During the Q&A after his Wednesday night speech at the University of Connecticut, Daily Wire Editor-in-Chief Ben Shapiro was asked what the solution was to crime-ridden black neighborhoods. Shapiro started by delineating the causes of crime, largely the skyrocketing rate of single motherhood (which he also noted has skyrocketed in white communities), and the absence of a strong police force in those black neighborhoods. He then articulated a three-pronged solution: increased policing; a cultural focus on fathers staying in the home and mothers not bearing children out of wedlock; and an individual commitment not to commit crimes that should be inculcated not by the schools, but by parents.
The exchange went like this:
Questioner: “One of my questions is you talk about this culture between black and black violence. What is your solution, then, to that?”
Shapiro: “Don’t commit crimes.”
Questioner: “I feel like there’s a bigger issue.”
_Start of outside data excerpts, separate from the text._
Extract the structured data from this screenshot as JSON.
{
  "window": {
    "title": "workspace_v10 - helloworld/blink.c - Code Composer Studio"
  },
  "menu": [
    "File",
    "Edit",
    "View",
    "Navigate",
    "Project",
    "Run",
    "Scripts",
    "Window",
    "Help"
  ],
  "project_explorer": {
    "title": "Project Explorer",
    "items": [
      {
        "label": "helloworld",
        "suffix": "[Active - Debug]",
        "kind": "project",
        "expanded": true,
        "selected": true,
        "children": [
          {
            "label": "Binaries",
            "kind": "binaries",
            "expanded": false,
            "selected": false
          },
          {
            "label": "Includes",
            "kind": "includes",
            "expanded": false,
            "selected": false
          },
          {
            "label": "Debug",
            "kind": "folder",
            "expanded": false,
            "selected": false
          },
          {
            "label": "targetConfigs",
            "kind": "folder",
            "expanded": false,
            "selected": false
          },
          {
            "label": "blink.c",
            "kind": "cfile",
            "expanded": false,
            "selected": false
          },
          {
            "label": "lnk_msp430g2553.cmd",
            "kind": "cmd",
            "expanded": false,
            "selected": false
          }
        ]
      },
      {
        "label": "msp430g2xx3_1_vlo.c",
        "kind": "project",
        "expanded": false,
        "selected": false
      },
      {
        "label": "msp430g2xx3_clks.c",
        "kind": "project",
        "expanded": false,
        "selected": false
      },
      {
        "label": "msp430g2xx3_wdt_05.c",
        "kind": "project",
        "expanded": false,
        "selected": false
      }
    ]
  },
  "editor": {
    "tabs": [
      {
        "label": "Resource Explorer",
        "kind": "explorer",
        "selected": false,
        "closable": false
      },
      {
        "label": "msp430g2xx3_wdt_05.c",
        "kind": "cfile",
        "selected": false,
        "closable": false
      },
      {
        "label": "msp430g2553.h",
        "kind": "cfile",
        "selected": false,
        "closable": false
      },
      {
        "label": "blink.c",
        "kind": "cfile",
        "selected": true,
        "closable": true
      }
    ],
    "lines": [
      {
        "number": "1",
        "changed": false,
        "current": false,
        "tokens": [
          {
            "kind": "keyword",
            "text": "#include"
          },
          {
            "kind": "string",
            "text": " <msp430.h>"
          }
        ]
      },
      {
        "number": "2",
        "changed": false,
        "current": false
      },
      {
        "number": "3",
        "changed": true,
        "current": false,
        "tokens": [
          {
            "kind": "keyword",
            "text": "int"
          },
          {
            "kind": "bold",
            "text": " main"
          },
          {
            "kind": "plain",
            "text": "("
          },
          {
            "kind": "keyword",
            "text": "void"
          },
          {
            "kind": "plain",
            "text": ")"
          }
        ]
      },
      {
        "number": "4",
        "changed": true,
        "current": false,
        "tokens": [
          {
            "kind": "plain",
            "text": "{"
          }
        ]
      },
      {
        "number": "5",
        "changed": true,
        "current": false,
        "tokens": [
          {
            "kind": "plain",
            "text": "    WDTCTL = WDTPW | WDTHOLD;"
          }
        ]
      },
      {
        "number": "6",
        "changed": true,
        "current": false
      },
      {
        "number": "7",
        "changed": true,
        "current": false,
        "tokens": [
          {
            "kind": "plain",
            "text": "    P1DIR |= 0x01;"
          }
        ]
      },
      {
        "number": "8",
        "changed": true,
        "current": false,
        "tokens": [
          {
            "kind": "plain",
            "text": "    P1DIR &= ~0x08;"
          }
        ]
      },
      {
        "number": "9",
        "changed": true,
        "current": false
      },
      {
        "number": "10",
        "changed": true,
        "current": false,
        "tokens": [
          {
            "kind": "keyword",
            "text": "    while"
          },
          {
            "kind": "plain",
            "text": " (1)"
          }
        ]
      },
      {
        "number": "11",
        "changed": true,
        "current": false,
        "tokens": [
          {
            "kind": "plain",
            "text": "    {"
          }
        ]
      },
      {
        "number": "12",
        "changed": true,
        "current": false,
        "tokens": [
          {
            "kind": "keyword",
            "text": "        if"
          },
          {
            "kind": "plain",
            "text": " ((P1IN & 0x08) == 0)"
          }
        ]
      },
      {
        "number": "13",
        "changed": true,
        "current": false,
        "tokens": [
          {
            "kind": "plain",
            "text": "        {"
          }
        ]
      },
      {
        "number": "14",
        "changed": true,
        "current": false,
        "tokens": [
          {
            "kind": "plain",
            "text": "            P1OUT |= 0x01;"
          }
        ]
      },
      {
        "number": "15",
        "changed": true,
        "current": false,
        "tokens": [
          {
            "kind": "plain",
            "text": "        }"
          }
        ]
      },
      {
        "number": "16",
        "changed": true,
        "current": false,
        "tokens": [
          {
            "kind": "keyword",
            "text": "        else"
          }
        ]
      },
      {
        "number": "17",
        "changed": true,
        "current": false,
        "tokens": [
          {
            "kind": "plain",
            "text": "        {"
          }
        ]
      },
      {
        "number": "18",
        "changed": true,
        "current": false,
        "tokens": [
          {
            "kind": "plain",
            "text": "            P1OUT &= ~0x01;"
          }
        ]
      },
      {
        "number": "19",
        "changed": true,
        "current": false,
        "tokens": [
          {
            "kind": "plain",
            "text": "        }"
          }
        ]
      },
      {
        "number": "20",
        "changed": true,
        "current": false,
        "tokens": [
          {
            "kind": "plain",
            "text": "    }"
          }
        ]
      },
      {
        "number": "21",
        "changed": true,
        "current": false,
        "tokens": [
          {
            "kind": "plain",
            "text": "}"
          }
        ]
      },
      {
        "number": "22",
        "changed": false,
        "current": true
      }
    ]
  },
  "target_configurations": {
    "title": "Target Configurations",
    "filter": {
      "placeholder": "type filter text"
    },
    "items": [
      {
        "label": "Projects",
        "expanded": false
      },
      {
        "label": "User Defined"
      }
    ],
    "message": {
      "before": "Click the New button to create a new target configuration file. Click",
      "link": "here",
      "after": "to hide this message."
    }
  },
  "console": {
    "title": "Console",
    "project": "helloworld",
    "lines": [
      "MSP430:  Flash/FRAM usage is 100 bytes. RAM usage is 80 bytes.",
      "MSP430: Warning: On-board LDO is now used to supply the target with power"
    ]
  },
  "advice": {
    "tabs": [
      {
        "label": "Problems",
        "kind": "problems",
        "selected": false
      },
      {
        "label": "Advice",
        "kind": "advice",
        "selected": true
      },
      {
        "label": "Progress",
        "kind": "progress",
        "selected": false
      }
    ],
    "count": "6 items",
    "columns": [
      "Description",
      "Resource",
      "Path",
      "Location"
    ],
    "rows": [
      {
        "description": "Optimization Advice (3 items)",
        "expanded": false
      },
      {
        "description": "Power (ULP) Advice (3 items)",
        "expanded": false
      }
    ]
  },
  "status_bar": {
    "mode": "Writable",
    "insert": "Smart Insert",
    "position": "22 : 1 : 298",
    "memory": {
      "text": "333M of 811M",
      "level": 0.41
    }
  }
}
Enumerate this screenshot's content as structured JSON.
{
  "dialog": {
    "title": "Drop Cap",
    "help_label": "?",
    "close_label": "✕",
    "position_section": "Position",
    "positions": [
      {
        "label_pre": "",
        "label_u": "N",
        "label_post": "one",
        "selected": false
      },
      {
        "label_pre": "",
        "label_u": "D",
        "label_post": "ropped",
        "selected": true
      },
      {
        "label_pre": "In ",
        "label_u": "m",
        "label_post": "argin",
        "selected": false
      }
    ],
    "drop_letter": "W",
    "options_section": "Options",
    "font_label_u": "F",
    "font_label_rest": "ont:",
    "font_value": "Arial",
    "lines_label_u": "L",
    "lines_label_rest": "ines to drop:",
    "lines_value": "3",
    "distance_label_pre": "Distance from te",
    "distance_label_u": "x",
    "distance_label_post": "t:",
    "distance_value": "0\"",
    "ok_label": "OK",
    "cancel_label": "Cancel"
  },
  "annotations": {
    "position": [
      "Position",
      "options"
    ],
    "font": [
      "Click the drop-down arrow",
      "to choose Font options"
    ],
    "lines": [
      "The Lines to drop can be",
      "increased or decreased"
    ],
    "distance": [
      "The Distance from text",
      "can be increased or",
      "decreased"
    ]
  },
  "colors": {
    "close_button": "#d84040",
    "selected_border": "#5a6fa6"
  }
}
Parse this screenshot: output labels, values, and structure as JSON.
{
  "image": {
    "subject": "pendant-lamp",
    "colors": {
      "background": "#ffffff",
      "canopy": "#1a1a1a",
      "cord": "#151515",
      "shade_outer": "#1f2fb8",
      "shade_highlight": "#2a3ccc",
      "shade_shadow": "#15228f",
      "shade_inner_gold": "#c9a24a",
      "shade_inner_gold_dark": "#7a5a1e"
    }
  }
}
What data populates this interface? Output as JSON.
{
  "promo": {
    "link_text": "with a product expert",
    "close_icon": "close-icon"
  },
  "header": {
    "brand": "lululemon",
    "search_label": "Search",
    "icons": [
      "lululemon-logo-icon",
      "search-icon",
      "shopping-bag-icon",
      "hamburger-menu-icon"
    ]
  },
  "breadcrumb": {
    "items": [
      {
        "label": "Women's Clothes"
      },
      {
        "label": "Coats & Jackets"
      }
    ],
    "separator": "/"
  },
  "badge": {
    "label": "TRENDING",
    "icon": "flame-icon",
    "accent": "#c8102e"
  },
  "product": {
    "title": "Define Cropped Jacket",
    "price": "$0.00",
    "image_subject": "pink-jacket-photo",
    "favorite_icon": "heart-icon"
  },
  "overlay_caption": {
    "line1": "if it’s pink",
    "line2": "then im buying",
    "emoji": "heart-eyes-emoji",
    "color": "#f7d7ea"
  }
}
My broader solution, really, is that these communities require more police, not less. There’s a woman named Jill Leovy, she writes for the LA Times; she’s actually on the Left, and she wrote an entire book about how a lot of the disparities in crime, particularly in black communities, were due to racism, but not in the way that we think of racism, like white cops going in and beating people up in black neighborhoods, but because white people basically said to black neighborhoods, “Take care of yourself. If there’s high violence in your areas then you take care of it yourself.”
That leads to higher tribal levels of violence in any society, right? Whenever there’s not an enforcement mechanism in place to actually stop crime, then the crime rates go up. And in fact, the “broken windows” theory in New York City has saved an enormous number of black lives because the police were actually present and active. You need more active present police hunting down people who kill other people, that’s part of the problem; part of the problem is that you actually need fathers to stick around. This is true in white communities and black communities. One of the great tragedies of the last four decades in the United States is that the single motherhood rate has risen not just in the black community, from 20 percent in 1960 to over 70 percent now, but in five percent in the white community to over 40 percent now. That’s a huge jump in both communities; young men, particularly, do need a male influence there to curb them. As a man who was once young, I can attest to this. So I think that’s another aspect.
And obviously, once you’ve actually lowered the crime rate then you’re going to get more economic growth. This is what’s happened in particular areas of New York, where once the police were actually able to go in and shut down crime in particular areas, then suddenly businesses could come back in, they weren’t afraid of being robbed, and suddenly people were willing to live in those areas who weren’t willing to live there before. This is gentrification, and gentrification is a good thing. The left has opposed gentrification by suggesting that, “Oh, it’s people throwing people out of their historic homes,” and all this nonsense. The fact is, that if the quality of life in the area gets better, not worse, that seems to mean undeniable good. If the area gets better, that’s “gentrification”; if the area stays crappy, that’s “ghettoization.”
There has to be some solution; you can’t just claim that when things get better, that’s racism, but when things get worse, that’s racism also. The reason that New York City has gotten better is because of increased policing.
So: Increased policing; a cultural focus on fathers staying in the home and mothers not bearing children out of wedlock; and an individual commitment not to commit crimes.
Questioner: “So just following up real quick after that: would you say the solution, then, is to improve education, in that sense, teaching these people early on to stop doing these things?”
Shapiro: “I honestly don’t think the quality of the educational system is heavily connected to crime, just because I don’t think that schools are the folks who teach people not to kill each other. I think that’s usually your parents. So I think that the quality of schools is more a reflection of the poverty of neighborhoods than it is the cause of crime rates in neighborhoods. I think it’s more of an effect than a cause, in other words.”